SERATUS tiga puluh tahun berlalu sejak HG Wells memperkenalkan mesin waktu lewat novelnya, The Time Machine (1895). Namun, hingga detik ini tidak ada satu pun manusia yang mampu melintasi waktu, pun sekadar lintang pukang tanpa kurun tertentu.
Meski begitu, mengutip Wells, tiap kita menyimpan mesin waktunya masing-masing. Memori dan kenangan bisa membawa kita ke masa lalu, serta impian yang mengarung ke masa depan.
Sebuah posting di Facebook pun bisa berubah jadi mesin waktu. Ini terjadi saat saya melihat foto anak laki-laki yang terakhir bertemu beberapa tahun lalu, berpose dalam jas dan dasi saat mengikuti pelepasan atau wisuda SMK.
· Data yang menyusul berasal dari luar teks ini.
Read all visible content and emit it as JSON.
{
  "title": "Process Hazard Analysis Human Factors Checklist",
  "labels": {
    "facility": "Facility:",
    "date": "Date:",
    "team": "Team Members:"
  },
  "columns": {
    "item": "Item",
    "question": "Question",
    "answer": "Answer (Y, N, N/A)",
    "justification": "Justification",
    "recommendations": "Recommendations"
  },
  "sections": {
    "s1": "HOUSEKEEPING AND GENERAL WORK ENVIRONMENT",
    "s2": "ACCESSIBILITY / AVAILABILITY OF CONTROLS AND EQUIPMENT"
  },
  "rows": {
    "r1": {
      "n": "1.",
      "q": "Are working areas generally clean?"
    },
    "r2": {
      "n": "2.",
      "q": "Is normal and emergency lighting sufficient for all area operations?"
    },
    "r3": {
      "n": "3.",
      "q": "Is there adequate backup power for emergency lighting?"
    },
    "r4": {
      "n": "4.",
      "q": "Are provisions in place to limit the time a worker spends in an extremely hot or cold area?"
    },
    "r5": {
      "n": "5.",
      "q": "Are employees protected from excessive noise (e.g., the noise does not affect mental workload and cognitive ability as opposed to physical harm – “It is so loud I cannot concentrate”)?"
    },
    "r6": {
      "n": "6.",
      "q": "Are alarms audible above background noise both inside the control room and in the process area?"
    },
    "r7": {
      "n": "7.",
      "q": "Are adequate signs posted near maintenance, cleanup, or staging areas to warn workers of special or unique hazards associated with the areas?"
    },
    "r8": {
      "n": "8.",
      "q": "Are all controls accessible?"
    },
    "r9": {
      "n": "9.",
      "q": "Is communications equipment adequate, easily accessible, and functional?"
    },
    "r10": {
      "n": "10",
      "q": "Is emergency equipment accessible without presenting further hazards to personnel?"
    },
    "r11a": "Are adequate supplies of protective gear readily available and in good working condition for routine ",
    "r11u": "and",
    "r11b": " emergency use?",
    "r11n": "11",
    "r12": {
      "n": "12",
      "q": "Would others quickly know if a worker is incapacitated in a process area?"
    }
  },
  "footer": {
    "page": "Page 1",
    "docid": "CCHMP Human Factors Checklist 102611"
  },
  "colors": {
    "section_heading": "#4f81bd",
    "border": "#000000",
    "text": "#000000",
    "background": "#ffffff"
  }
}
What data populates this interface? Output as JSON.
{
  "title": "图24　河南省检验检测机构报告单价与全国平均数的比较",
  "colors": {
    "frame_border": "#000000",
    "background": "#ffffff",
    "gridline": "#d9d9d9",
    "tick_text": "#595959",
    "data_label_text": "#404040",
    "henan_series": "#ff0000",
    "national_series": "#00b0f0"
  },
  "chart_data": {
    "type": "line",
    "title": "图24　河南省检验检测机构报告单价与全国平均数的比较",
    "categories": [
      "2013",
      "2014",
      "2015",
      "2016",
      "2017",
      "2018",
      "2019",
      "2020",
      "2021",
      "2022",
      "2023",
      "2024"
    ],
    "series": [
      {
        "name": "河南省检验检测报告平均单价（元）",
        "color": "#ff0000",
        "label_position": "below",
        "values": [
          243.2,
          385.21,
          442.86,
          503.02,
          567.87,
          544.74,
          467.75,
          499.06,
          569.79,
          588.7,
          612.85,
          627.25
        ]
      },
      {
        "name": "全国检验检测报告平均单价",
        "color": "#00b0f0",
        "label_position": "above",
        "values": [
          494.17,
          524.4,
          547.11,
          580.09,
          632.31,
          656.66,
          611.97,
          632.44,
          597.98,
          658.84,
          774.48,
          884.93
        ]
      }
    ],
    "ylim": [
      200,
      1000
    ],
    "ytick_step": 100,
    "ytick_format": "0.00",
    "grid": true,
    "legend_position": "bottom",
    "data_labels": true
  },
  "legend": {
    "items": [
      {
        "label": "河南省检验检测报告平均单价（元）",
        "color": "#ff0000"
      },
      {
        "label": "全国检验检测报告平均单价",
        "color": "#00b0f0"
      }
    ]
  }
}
Saya pun menghitung, ternyata sudah enam tahun berlalu sejak kami kehilangan rekan dan teman baik di ruang redaksi Kompas.com. Enam tahun sudah Ervan Hardoko, bapak dari anak laki-laki yang wisuda SMK itu, tutup usia.
Ervan Hardoko, yang biasa saya panggil Mas Koko, meninggal dunia 8 Agustus 2019 saat berusia 45 tahun. Dia meninggalkan istri dan seorang anak yang saat itu baru masuk SMP. Empat puluh lima tahun, usia yang terbilang muda bagi manusia.
Mas Koko meninggal setelah berjuang melawan penyakit ginjal yang baru disadari delapan bulan terakhir dalam hidupnya.
Setelah libur Natal dan Tahun Baru, dia dirawat di rumah sakit. Dia tidak berpikir sakitnya serius karena masih berpikir bisa mengubah jadwal kereta dan segera berkantor di Solo seperti biasa.
Kabar buruk pun datang. Dokter mengindikasikan ginjalnya bermasalah dan perlu pemeriksaan laboratorium.
Saya agak lupa seperti apa hasilnya, tetapi fungsi ginjalnya tidak baik. Kalau enggak salah ingat, fungsi ginjal Mas Koko di bawah 10 persen. Ini berarti Mas Koko harus rutin cuci darah, membatasi makan dan minum karena ginjalnya tidak lagi bisa bekerja keras seperti biasa.
Family man
Pada masa-masa awal menjalani cuci darah, Mas Koko belum bisa balik ke Solo. Saat Kompas.com membentuk tim redaksi yang berkantor di Solo, dia memang ditunjuk sebagai kepala kantor.
Mas Koko cukup antusias menerima penugasan itu karena orangtuanya tinggal di Salatiga. Jarak Solo ke Salatiga yang bisa ditempuh dengan perjalanan 1 jam bermotor salah satu alasan dia menerima penugasan ini.